Когда наступил день, избранный звездочётами для этого важного события, поутру толпы придворных постельничих овладели домом мирзы Ахмака. Они устлали приёмную залу новыми коврами, приготовили софу для шаха, покрыв её пышною шалью, полили двор водою, устроили на нём водомёты и наружную стену дома убрали пышною завесою.

Потом пришли шахские садовники, уставили двор цветами, наполнили водою мраморный водоём, лежащий насупротив окна, у которого находился меснед; усыпали поверхность воды розовыми листьями в дивные узоры; окрестности водоёма обставили рядами апельсиновых дерев, и унылый двор главного врача превратился в весёлый и роскошный сад.

После этого явился многолюдный и хищный отряд поваров и поварёнков, с таким огромным прибором котлов, кастрюль, сковород и жаровень, что мирза Ахмак, испугавшись, удалился в угол, сел лицом к стене, положил палец в рот и стал восклицать печально: "Аллах велик! Аллах милосерд!" Они тотчас завладели кухнею; но как она не могла вместить в себе и четвёртой доли этих пришельцев, то они и принуждены были соорудить несколько временных очагов на втором дворе и поставили на них большие котлы с рисом, который при подобных случаях раздается всем присутствующим. Другой отряд, конфетчиков, поселился в хельвете самого врача и, приступая к стряпанию сластей, шербетов, варений и мороженого, потребовал такого множества припасов и в таком количестве, что мирза Ахмак почти упал в обморок. Наконец прибыла толпа придворных певчих и музыкантов, а за нею главный шут шаха, с двадцатью человеками шутов и плясунов на канате, с бубенчиками за плечами.

Время приезду шаха назначено было после вечерней молитвы, совершаемой в минуту заката солнца. Мирза Ахмак лично отправился во дворец с докладом, что пир готов. Улицы были выметены и орошены водою; жители Тегерана, пользуясь прохладным воздухом вечера, толпились на плоских крышах своих жилищ; белые покрывала женщин мелькали повсюду над наружными стенами, а в лучших домах обитательницы гаремов любопытствовали сквозь деревянные решётки, заслоняющие их крыши. Шах выступил из арка, сопровождаемый хозяином пира, который шёл или, лучше сказать, бежал возле его стремени.
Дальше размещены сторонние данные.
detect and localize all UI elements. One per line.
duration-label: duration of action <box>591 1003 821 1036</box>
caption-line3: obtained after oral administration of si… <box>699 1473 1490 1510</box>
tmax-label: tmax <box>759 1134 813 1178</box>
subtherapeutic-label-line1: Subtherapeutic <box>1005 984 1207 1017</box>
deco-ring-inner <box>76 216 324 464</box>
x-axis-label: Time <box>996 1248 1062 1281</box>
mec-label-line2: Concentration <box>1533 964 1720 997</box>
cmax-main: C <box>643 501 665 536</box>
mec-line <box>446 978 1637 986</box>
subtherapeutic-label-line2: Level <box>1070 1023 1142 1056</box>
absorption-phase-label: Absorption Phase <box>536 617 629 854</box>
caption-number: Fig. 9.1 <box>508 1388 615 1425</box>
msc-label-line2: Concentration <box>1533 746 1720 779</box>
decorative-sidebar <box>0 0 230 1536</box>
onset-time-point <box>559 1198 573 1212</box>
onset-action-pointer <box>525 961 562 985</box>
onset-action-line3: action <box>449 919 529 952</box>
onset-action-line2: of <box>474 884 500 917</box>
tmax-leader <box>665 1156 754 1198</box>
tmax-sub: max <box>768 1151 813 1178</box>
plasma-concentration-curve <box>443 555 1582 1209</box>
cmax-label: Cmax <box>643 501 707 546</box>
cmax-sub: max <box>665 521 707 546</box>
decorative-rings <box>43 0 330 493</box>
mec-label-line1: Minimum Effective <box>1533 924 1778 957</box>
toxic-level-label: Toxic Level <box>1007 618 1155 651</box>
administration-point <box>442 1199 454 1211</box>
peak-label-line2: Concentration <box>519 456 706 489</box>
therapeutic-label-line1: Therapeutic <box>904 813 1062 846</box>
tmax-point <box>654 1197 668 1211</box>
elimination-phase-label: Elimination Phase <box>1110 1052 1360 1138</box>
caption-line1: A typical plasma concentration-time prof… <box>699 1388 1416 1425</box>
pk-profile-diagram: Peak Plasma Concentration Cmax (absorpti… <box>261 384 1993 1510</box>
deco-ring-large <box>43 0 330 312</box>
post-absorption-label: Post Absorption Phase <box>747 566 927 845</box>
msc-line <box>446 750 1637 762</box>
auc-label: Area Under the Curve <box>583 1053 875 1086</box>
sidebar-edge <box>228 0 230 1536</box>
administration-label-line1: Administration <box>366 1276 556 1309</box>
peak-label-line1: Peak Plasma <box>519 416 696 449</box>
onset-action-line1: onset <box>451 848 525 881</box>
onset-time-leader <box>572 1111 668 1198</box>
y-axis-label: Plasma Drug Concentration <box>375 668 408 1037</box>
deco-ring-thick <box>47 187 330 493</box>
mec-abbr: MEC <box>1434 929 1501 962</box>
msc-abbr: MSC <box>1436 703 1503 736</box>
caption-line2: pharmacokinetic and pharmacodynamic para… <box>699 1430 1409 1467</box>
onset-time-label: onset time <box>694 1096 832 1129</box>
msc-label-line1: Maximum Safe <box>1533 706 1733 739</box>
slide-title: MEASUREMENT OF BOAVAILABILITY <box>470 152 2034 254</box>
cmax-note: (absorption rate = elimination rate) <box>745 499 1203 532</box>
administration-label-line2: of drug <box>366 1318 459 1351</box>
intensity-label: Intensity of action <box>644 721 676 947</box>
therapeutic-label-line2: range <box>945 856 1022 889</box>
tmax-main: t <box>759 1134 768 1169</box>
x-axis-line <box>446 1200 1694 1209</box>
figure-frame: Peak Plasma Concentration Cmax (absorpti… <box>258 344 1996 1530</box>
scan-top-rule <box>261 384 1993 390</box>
Впереди шли глашатаи, с расписанными жезлами и особенного роду украшениями на головах, провозглашая приближение Царя царей и напоминая всем о соблюдении должного порядка. За ними следовала многочисленная толпа феррашей, с длинными, тонкими палками, и сгоняла народ с дороги, не щадя ни лбов, ни спин правоверных. Потом отряд конюшенных служителей в богатом платье, несших на плечах золотом шитые чепраки; далее разного звания слуги, кофейщики, чубучные с золотыми кальянами, туфленосец, умывальничий с тазом и рукомойником, чемоданный с плащом шаха, хранитель коробочки с опиумом и многие другие, в разноцветной и блистательной одежде. Заводных лошадей не было в поезде, потому что шествие это называлось не торжественным, а частным. Отряд скороходов, попарно, составлял последнее отделение, примечательное странностью своих нарядов: некоторые были в чёрных бархатных кафтанах, с нашивками из червонцев; другие в дивной одежде из парчи или шёлковой ткани. Непосредственно за ними ехал верхом на коне, украшенном великолепною сбруею, сам Царь царей, предшествуемый главным скороходом, важною при Дворе особою, у которого за поясом торчал грозный, но красивый знак его достоинства - плеть с ручкою, расписанною финифтью. Шах был одет запросто и только отличался пышностью своих шалей и превосходною добротою материй. Позади его, в некотором расстоянии, ехали трое шах-заде, сыновей шаха; далее эмир эмиров, церемониймейстер, великий конюший, Царь поэтов и многие другие придворные чины, в сопровождении своих служителей, что, всё вместе, составляло с лишком пятьсот человек гостей, которых мирза Ахмак должен был накормить и напоить в своём доме.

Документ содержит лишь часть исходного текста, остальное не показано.